The people of Iowa are about to get a new governor. Lt. Gov. Kim Reynolds will be sworn in as soon as Terry Branstad wins confirmation to his new post of U.S. ambassador to China and he resigns his position as governor. President Trump nominated him because of the business ties he has cultivated between Iowa and China, a state that makes ample use of Iowa agricultural products. Branstad faces little controversy in his nomination hearings in the U.S. Senate, so his confirmation is only a matter of time. Meanwhile, the people of Iowa who retain some common sense are hoping that he completes his long legacy as governor by vetoing a particularly asinine piece of legislation that recently passed both houses of the General Assembly. Senate File 510 defunds the Aldo Leopold Center for Sustainable Agriculture at Iowa State University and mandates its closure by July 1.
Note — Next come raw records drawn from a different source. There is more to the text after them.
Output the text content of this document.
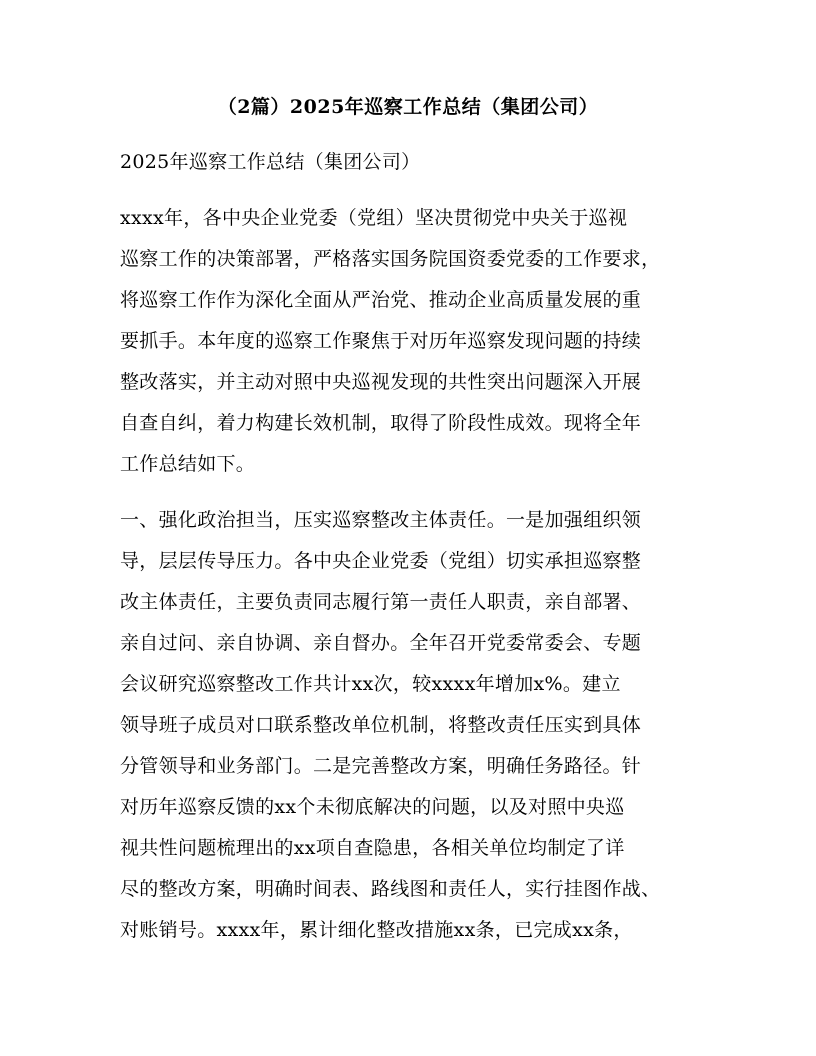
（2篇）2025年巡察工作总结（集团公司）
2025年巡察工作总结（集团公司）
xxxx年，各中央企业党委（党组）坚决贯彻党中央关于巡视
巡察工作的决策部署，严格落实国务院国资委党委的工作要求，
将巡察工作作为深化全面从严治党、推动企业高质量发展的重
要抓手。本年度的巡察工作聚焦于对历年巡察发现问题的持续
整改落实，并主动对照中央巡视发现的共性突出问题深入开展
自查自纠，着力构建长效机制，取得了阶段性成效。现将全年
工作总结如下。
一、强化政治担当，压实巡察整改主体责任。一是加强组织领
导，层层传导压力。各中央企业党委（党组）切实承担巡察整
改主体责任，主要负责同志履行第一责任人职责，亲自部署、
亲自过问、亲自协调、亲自督办。全年召开党委常委会、专题
会议研究巡察整改工作共计xx次，较xxxx年增加x%。建立
领导班子成员对口联系整改单位机制，将整改责任压实到具体
分管领导和业务部门。二是完善整改方案，明确任务路径。针
对历年巡察反馈的xx个未彻底解决的问题，以及对照中央巡
视共性问题梳理出的xx项自查隐患，各相关单位均制定了详
尽的整改方案，明确时间表、路线图和责任人，实行挂图作战、
对账销号。xxxx年，累计细化整改措施xx条，已完成xx条，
Branstad, a Republican, was first governor from 1983 to 1999, when he stepped down and Tom Vilsack, later to become President Obama’s Secretary of Agriculture, won the office. Branstad returned when he defeated one-term Governor Chet Culver. But he was governor in 1987 when the Iowa legislature passed the Iowa Groundwater Protection Act, which used fees on nitrogen fertilizer and pesticides to fund the creation of the Leopold Center. That act was passed because of widespread concerns about pollution from agriculture and industry that diminished the quality of the state’s groundwater. Branstad signed that act into law. A subsequent campaign by the chemical industry against the bill’s supporters backfired in the 1988 elections, a result I wrote about the following year in The Nation (“Farmers and Environmentalists: The Attraction Is Chemical, October 16, 1989).
Apparently, the current Republican-dominated legislature fears no such backlash because Senate File 510 directly targets the Leopold Center, whose total annual budget is only $1.3 million, yet somehow is unaffordable according to the legislature. What Iowa loses is much greater:
- It loses the status of a national leader in practical research on sustainable agriculture. Bryce Oates, writing for the Daily Yonder, described the center as “sustainable agriculture loyalty,” and “a hub for information.”
- Last summer I wrote here about Iowa State’s crucial research on the value of filter and buffer strips in reducing runoff in waterways and mitigating flooding in the process. That kind of research would likely not be happening without the Leopold Center. The filter strips also play a role in reducing nitrate pollution.
- The center has supported research and cost-benefit analysis of hoop house and deep-bedding livestock production methods used by meat companies that supply natural food stores and restaurants like Chipotle, Whole Foods, and many independent outlets. The center also helped launch “Agriculture of the Middle,” connecting family farmers with value chains that provide better prices for farming operations.
The entire focus on more sustainable, less environmentally damaging agriculture must have been too much for the commodity groups and agricultural giants and their water carriers in the legislature. They apparently see this modestly funded program as too great a threat to agricultural business as usual, which says a great deal about their own their own sense of vulnerability. So there is but one effective solution: Even when the messenger is producing good news about alternative, less polluting forms of agricultural production, shoot the messenger. It is a message that is all too common in the current political climate.